“Un bain de sang électoral pour l’ANC”. C’est ainsi que le média News24 résume l’issue des élections sud-africaines, dont les résultats ont été proclamés le 2 juin. En emportant à peine 40 % des voix, le Congrès national africain (ANC), qui rassemblait encore 57,5 % des suffrages en 2019, réalise sa “pire performance électorale en trente ans”.
Miné par l’effondrement des infrastructures, le chômage massif et la criminalité record qui sévissent en Afrique du Sud, le parti qui domine la vie politique depuis 1994 essuie un camouflet plus dur encore que celui prédit par la majorité des sondages, souligne le magazine panafricain The Continent.

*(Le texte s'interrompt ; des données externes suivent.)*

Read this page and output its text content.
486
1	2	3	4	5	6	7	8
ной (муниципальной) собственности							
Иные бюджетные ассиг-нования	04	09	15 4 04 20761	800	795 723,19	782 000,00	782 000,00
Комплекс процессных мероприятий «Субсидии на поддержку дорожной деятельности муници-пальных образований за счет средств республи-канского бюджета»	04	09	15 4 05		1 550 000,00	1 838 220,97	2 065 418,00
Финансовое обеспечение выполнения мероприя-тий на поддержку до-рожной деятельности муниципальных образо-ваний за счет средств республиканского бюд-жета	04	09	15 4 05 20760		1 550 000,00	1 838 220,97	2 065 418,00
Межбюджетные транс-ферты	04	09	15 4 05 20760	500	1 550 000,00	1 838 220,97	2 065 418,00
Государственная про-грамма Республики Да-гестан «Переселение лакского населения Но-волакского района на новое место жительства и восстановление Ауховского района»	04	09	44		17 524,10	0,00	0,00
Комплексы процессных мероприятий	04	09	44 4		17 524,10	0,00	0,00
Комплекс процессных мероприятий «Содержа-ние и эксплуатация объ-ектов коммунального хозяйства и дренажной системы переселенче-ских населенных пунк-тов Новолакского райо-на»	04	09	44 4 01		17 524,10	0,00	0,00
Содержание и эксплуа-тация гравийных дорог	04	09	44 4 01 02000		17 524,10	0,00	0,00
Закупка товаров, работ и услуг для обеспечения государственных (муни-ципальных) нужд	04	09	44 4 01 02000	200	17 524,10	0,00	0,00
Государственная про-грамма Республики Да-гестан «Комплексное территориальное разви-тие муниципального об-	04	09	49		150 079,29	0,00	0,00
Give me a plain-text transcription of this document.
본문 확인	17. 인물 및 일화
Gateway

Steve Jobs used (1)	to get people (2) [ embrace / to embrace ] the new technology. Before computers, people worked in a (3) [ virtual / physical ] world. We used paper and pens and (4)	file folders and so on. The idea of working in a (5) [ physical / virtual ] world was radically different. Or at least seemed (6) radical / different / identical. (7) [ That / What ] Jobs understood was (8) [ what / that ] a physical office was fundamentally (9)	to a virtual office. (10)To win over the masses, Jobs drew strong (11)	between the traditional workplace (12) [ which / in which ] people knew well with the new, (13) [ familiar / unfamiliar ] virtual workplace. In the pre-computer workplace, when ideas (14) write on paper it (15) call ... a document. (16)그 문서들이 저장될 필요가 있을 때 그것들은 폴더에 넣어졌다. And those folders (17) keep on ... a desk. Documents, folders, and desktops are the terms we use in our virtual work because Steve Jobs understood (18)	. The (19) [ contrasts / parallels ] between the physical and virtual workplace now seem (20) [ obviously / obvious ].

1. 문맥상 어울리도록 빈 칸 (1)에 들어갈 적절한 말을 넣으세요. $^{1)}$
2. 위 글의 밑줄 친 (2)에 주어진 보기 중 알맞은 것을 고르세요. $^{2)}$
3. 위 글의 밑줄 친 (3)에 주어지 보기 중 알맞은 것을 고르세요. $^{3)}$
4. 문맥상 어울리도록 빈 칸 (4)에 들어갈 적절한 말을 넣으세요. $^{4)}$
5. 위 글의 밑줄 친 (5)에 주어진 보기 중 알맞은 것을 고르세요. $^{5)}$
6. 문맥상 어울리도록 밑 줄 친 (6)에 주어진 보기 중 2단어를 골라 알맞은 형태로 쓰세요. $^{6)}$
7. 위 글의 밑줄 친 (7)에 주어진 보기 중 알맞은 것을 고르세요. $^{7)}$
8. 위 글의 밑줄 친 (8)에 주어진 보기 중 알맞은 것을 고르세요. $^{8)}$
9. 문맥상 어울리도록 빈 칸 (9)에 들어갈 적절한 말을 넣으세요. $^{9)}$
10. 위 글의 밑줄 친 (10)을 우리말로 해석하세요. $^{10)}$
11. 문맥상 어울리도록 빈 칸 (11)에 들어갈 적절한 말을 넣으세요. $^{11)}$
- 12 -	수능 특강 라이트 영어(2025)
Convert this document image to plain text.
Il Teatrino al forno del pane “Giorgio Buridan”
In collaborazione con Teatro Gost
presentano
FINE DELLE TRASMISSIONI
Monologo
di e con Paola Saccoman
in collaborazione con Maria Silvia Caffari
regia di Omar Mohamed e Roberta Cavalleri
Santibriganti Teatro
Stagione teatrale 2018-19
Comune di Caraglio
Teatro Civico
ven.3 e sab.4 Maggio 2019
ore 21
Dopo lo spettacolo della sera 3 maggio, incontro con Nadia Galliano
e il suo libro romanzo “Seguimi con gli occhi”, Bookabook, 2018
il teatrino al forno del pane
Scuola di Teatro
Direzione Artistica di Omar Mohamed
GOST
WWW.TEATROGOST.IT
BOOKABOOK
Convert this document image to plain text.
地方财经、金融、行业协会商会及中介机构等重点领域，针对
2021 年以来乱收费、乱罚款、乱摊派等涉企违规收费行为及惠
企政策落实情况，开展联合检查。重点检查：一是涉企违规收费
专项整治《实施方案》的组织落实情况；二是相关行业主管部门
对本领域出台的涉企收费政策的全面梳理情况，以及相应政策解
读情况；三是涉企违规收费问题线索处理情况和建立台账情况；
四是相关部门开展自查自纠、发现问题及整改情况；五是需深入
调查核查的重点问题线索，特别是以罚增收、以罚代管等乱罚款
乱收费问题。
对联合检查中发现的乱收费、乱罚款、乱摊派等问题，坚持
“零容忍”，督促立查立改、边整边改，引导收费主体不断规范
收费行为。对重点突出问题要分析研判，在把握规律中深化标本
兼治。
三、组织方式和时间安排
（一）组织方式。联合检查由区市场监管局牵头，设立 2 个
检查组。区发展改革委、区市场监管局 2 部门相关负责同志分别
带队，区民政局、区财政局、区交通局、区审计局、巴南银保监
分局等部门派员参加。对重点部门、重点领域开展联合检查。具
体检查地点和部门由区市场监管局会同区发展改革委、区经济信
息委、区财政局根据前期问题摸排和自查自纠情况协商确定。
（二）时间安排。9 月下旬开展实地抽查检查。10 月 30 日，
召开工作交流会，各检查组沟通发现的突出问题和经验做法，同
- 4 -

Ce faisant, l’ANC perd sa majorité à l’Assemblée nationale pour la première fois depuis la fin de l’apartheid et devra former une coalition avec un ou plusieurs de ses principaux opposants. Un changement de nature “tectonique” pour la jeune démocratie sud-africaine, qui n’a jamais pratiqué l’exercice au niveau national, insiste site d’investigation Daily Maverick.
“La nature de cette coalition pourrait avoir un impact profond sur l’avenir du pays”, résume The Continent, alors que deux options se dessinent. D’un côté, une entente avec l’Alliance démocratique, parti de centre droit et “partenaire le plus probable”, estime le magazine panafricain.
De l’autre, une coalition avec le parti radical de gauche des Combattants pour la liberté économique (Economic Freedom Fighters, EFF), éventuellement étendue à celui de l’ancien président Jacob Zuma, Umkhonto we Sizwe (MK), qui a créé la surprise en devenant la troisième force politique du pays, avec 14,5 % des voix, quelques mois à peine après sa création.
Des enjeux élevés
“L’Afrique du Sud est au bord du salut – ou de la catastrophe”, récapitule abruptement un éditorial publié dans The Economist : “Les enjeux ne pourraient pas être plus élevés. Une bifurcation mène à la perspective certaine d’un populisme irresponsable, de vénalité et d’une crise économique. L’autre conduit au pragmatisme et à l’espoir du renouveau.”
Les milieux d’affaires, en particulier, “sonnent l’alarme”, en avertissant qu’une coalition avec l’EFF ou le parti MK serait “un anathème” pour les investisseurs, rapporte l’hebdomadaire sud-africain Sunday Times. “Les partis sont tous deux favorables à une augmentation des dépenses publiques et à la nationalisation des mines et de la Banque centrale, et la perspective de les voir rejoindre le gouvernement et exiger des changements politiques populistes pèse sur la monnaie et la dette de l’Afrique du Sud”, complète Bloomberg.
Accusé de corruption et poussé à la démission en 2018 sur fond de multiples scandales, l’ancien président Jacob Zuma a tenté de semer le trouble, samedi 1er juin, en dénonçant une fraude électorale sans apporter de preuves, avant d’exiger la suspension de l’annonce des résultats en menaçant : “Ne créez pas de problèmes quand il n’y en a pas.”
Les résultats ont finalement été annoncés par la Commission électorale comme prévu, dimanche 2 juin. Mais la menace est prise au sérieux par les autorités, qui craignent la répétition du scénario de juillet 2021, quand l’arrestation de l’ancien président, condamné à quinze mois de prison pour outrage, avait été suivie d’une semaine d’émeutes et de pillages faisant plus de 350 morts.
Les forces de l’ordre sont en alerte, dans sa province du Kwazulu-Natal en particulier, rapporte News24. “Là où passe Zuma, l’anarchie et le chaos ne sont jamais loin. Il n’en a pas fini avec nous”, met en garde l’éditorialiste Justice Malala dans le Sunday Times.